At 08:10 PM 1/9/2004, Greg Broiles <gbroiles@parrhesia.com> wrote:
Did you actually read the opinion, or just read some screwball summary of it?
Obviously not well enough. Thanks for straightening me out.
In Cases v. United States, 131 F.2d 916 (1st Cir. 1942) the Supreme Court [...]
Nope. That opinion was written, as the citation indicated, by the Court of Appeals for the First Circuit, not the Supreme Court.
unbelievably held that U.S. v. Miller, 307 U.S. 174 (1939) had not intended "to formulate a general rule" regarding which arms were protected by the Second Amendment and therefore many types of arms were not protected.
While I do think that the 2nd Amendment does, in fact, protect an individual right to keep and bear arms, I think that the 1st Circuit's reasoning re _Miller_ in _Cases_ is actually quite reasonable. The opinion points out that interpreting _Miller_ so that it says the 2nd Amendment means that Congress can regulate firearms, but only ineffective or useless ones, is nonsensical. While I don't think the Ninth Circuit reads _Miller_ in a reasonable fashion, I don't think the "only useless weapons may be regulated" is an especially rational interpretation of it, either.
A plain reading of Miller meant only weapons with non-military application could be regulated by Congress and that could not be right because it challenged the 'right' of government to have a force monopoly. So the Court's reasoning was that the Founders could not have meant for the federal government to have any effective deterrent to its tyranny from the citizenry. Even after absorbing the opinion, I cannot fathom how convoluted a reading of the historical record those on bench needed in order to arrive at their conclusion. Pretzel logic indeed!
Yes, that is an unreasonable conclusion to reach. It is also unreasonable to conclude that the 2nd Amendment means that no regulation of weapons is constitutionally permissible.

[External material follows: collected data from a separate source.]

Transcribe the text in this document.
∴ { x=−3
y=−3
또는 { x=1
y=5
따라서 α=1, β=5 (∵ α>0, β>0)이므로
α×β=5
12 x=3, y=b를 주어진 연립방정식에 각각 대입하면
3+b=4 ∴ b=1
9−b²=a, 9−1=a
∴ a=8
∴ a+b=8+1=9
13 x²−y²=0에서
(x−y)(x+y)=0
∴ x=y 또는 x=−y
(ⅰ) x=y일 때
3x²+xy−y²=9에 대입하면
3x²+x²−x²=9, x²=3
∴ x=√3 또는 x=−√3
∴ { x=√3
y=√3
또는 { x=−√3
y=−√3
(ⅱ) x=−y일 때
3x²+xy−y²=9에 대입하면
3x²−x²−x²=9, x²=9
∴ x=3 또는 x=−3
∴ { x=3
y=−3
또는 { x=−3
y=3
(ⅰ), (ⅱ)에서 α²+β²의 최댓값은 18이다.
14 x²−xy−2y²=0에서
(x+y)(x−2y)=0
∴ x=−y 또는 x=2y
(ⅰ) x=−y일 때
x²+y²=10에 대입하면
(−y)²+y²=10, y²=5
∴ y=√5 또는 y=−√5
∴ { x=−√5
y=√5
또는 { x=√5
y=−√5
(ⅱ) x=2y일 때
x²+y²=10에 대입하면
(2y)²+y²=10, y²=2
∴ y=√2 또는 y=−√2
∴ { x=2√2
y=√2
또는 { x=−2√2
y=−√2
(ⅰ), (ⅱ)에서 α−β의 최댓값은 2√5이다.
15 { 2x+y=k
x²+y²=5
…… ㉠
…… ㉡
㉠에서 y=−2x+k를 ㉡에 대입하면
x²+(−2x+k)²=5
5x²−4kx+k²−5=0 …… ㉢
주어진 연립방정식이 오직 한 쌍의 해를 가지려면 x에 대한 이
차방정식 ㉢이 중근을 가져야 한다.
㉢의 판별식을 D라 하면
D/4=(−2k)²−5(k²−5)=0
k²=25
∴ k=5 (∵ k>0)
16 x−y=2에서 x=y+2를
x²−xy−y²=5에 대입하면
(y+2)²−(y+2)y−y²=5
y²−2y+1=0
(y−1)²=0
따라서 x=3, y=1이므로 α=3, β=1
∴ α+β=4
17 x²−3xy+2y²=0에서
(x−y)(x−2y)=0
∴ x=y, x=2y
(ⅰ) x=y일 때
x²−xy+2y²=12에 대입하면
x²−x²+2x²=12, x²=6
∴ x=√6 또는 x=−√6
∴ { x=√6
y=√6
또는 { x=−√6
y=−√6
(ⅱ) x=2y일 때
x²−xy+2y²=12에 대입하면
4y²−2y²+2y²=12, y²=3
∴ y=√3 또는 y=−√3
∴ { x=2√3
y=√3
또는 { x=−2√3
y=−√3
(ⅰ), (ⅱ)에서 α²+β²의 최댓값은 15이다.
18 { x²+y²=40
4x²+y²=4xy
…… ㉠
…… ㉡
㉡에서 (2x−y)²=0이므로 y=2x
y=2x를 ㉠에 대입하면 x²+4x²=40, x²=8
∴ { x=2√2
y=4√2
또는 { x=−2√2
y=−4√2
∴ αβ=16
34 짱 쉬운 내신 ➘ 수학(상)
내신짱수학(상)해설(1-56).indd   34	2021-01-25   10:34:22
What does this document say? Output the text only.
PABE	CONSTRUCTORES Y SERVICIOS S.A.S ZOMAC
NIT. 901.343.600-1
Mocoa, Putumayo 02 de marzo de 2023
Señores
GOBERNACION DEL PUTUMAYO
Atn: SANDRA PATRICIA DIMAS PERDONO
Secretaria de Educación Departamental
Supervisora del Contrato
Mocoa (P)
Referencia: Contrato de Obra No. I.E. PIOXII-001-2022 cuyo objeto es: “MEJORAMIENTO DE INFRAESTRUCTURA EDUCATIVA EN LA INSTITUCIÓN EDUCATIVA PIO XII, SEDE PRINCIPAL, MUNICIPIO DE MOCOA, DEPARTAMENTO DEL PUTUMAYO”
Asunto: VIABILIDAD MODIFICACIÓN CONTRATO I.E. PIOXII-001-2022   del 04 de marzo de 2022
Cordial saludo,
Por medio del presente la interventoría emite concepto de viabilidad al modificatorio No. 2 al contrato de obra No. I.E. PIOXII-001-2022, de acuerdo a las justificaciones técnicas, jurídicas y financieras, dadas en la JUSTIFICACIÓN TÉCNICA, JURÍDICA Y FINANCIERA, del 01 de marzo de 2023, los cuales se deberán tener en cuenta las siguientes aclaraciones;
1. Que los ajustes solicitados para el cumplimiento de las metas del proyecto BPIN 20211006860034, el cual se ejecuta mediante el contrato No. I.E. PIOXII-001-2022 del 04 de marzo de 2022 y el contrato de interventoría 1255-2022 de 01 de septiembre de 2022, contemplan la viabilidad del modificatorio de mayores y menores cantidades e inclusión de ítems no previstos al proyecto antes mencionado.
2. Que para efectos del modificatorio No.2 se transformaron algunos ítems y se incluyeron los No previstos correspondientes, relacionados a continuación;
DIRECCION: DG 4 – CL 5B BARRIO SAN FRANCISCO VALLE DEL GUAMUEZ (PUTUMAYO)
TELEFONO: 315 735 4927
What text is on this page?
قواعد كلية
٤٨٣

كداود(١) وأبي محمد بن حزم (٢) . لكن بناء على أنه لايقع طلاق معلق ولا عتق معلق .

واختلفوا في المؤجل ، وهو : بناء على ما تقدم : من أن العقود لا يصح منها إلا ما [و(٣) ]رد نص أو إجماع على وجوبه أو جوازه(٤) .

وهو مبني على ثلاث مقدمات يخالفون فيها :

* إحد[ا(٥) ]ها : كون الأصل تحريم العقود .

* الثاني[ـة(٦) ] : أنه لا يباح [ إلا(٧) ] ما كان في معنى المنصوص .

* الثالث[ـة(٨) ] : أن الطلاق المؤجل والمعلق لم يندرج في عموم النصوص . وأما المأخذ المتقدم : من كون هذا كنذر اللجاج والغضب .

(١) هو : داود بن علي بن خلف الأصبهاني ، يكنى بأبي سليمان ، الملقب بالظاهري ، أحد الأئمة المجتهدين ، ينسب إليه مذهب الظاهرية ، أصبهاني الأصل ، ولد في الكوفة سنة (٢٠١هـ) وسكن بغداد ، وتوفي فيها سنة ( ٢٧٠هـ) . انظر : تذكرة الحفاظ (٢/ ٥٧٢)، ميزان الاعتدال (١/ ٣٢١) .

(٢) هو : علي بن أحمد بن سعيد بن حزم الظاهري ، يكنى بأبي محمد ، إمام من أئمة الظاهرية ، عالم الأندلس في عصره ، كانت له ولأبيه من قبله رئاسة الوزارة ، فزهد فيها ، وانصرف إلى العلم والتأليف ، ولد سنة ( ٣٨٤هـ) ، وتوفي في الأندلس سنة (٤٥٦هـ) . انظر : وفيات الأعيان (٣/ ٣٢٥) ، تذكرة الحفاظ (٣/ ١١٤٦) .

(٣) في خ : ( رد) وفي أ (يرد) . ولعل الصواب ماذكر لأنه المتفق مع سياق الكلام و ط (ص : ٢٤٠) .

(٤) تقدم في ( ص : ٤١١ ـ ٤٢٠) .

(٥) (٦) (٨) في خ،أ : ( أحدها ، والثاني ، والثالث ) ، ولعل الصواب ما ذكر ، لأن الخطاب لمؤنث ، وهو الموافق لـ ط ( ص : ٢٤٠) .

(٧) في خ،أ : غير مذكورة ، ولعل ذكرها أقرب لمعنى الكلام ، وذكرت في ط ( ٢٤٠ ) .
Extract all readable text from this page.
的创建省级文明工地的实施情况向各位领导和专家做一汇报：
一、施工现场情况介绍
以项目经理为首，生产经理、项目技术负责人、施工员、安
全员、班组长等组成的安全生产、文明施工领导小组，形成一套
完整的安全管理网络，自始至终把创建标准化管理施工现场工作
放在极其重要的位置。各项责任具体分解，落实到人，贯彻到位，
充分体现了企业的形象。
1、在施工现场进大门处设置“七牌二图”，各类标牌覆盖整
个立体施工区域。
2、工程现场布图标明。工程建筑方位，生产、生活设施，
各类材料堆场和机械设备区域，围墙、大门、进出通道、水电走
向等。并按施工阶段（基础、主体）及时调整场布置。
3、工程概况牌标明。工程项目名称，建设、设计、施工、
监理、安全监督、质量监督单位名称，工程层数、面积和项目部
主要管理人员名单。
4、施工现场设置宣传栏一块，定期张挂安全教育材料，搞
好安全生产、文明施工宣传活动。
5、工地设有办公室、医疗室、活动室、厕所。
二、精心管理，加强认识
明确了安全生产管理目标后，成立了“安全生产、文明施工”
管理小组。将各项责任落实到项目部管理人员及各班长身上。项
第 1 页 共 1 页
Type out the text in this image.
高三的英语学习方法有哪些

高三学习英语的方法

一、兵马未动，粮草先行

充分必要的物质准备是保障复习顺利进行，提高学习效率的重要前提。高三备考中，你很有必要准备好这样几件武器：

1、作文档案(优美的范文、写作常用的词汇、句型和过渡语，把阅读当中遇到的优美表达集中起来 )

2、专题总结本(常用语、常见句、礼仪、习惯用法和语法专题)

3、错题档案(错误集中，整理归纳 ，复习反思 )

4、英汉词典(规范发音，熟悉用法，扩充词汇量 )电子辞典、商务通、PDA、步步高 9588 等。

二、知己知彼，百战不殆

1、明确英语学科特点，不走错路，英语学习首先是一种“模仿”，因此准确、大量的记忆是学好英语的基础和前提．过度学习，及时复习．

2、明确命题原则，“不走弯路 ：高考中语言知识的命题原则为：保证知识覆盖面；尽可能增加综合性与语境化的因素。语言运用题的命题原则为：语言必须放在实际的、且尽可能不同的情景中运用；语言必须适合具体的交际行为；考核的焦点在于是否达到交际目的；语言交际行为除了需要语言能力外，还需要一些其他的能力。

Its hard to square the Founder's purpose of providing the common citizen, through a militia (which a National Guard), with an effective physical deterrent to governmental tyranny with many restrictions on the type of weapons a citizen in good standing may keep and bear. Though allowing the guy next door to own a nuke or a F-15 may be going too far, its not unreasonable for any of us to keep and bear any arm that our police forces (including S.W.A.T. teams) field.
Even the 1st Amendment - which contains the words "shall make no law" - is interpreted to allow some regulation of speech. (e.g., shouting theater in a crowded fire, etc.)
Only if there is no fire. When a government comes to a bad end there is indeed a fire in the theater.